中高年の拠りどころというイメージがある「スナック」。その文化を名門大学の新卒カードを捨て、新しいかたちで継承しようと模索する若者がいる。この春に一橋大学を卒業し、国立市で「スナック水中」を4月19日に開店する坂根千里さん(24歳)だ。

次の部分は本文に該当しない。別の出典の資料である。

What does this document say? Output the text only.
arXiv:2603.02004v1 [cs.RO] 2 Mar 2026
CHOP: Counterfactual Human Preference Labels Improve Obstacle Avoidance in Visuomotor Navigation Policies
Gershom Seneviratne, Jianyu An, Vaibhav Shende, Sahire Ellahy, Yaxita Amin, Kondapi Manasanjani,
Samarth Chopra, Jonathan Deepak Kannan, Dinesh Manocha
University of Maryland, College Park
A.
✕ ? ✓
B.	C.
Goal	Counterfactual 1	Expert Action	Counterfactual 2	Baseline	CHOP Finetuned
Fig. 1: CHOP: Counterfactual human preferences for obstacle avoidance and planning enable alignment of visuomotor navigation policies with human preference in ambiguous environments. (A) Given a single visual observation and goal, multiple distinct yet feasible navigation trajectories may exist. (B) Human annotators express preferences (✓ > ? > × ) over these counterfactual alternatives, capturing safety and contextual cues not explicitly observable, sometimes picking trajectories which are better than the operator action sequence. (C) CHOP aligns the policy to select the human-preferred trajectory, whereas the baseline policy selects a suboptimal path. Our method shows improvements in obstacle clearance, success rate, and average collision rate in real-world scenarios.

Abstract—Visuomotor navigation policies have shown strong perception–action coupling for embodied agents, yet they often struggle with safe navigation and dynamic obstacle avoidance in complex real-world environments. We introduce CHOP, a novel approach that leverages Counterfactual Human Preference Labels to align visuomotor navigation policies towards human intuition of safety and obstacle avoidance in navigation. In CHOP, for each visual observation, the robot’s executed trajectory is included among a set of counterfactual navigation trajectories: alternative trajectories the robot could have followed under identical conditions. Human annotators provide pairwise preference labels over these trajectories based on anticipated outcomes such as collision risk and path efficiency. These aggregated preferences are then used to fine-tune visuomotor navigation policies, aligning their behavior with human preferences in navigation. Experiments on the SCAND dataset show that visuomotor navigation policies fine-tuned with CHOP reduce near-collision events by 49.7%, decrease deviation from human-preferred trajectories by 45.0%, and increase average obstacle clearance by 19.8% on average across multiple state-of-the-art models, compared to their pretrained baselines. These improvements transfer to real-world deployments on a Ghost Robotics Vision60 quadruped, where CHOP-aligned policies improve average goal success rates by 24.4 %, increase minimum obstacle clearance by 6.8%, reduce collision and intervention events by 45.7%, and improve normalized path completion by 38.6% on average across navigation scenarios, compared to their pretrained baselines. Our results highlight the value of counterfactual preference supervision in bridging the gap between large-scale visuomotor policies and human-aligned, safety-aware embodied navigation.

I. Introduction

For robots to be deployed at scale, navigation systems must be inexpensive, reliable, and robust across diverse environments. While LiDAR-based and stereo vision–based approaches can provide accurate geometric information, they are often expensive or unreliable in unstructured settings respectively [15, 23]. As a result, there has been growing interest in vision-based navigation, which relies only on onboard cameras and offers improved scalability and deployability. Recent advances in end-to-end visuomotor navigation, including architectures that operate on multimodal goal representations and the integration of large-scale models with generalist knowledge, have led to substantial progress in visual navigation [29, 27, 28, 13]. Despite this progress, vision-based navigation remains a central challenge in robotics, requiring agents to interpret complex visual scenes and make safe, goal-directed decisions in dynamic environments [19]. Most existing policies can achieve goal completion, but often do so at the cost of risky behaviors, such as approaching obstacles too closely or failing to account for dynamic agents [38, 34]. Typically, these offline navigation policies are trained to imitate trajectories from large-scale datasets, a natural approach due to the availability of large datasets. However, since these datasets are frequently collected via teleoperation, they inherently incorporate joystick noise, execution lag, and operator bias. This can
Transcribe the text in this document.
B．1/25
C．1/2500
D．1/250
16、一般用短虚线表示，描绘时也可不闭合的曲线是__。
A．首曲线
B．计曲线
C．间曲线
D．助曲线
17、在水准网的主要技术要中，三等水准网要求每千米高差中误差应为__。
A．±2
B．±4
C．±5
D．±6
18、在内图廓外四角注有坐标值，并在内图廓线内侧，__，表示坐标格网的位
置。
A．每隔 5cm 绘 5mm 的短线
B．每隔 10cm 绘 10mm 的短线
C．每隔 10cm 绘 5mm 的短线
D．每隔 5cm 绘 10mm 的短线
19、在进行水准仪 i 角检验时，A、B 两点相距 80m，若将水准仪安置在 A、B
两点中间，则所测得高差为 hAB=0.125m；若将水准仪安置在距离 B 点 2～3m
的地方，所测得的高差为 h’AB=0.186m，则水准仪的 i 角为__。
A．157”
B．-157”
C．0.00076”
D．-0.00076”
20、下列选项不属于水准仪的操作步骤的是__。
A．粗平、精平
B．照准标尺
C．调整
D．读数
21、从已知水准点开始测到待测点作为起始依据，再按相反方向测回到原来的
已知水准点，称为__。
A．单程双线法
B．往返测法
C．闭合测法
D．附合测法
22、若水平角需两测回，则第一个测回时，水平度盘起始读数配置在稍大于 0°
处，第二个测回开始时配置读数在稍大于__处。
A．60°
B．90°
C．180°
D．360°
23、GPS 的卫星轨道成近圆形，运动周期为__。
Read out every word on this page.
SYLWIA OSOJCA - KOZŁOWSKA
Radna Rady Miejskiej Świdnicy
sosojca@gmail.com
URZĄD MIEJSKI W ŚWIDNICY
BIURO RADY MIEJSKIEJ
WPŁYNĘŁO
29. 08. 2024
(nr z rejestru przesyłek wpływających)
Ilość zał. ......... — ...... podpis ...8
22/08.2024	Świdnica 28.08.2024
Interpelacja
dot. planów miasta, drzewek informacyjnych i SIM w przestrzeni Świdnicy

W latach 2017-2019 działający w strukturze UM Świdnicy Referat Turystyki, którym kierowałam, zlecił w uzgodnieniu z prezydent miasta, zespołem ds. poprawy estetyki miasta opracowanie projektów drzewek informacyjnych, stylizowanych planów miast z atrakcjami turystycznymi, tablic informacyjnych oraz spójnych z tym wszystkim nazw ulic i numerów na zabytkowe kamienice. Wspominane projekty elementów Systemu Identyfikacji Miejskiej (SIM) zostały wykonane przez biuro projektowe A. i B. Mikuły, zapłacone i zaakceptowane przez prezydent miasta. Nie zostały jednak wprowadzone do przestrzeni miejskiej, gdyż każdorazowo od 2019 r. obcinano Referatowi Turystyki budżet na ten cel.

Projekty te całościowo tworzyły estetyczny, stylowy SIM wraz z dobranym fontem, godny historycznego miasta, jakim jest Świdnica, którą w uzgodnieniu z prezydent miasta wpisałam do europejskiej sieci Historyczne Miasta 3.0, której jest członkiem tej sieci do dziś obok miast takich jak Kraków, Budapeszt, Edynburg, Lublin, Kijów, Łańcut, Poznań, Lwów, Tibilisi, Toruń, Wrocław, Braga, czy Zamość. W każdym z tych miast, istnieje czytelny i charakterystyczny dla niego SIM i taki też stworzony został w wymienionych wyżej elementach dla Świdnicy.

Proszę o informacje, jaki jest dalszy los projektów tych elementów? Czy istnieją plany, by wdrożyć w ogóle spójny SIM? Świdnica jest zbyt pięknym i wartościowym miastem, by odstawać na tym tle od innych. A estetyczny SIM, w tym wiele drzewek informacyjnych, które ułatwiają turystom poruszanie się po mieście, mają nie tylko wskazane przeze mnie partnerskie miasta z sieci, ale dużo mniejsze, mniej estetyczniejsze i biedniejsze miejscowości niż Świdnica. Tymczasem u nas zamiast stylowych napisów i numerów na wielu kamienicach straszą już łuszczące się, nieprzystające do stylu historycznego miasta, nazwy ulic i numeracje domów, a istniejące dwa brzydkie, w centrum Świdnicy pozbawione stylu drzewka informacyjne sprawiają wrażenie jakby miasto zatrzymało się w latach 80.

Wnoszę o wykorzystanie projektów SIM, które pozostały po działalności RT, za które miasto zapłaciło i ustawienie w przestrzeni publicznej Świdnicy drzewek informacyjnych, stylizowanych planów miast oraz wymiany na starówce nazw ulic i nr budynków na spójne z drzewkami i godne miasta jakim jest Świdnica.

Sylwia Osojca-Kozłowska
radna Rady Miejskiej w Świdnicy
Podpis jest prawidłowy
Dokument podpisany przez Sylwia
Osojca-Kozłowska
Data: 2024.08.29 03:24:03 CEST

もともとはバリキャリ志向で「都心のいい会社に就職し、自立した女性になりたい」と考えていた。学生団体を立ち上げ、海外インターンシップに参加するなど活発な大学生活を送っていたが、一体なぜ、コロナ苦境の真っただ中にある“夜の道”を選んだのか。
衰退していく文化を新時代に紡ぎたい
坂根さんは大学2年生のとき、知人と訪れたスナックでカルチャーショックを受けたという。「隣のおじさまが『なんか歌いなよ!』と絡んできたり、急に会話に割り込んできたり、『なんだここは!?』というのが正直な印象でした(笑)。でも、普段の同世代との接し方とは全く違う距離感なのが新鮮で楽しくて……」
ニコニコしていると、ママから「働きなよ」と誘われた。それが、
「スナック水中」の前身である「すなっく・せつこ」との出合いだった。そして、すぐにチーママとしてアルバイトを始めたが、コロナ禍などの影響で閉店することになったのだとか。そこで、20年以上店を切り盛りしてきたママから後継者として口説かれたのだ。とはいえ、葛藤もあった。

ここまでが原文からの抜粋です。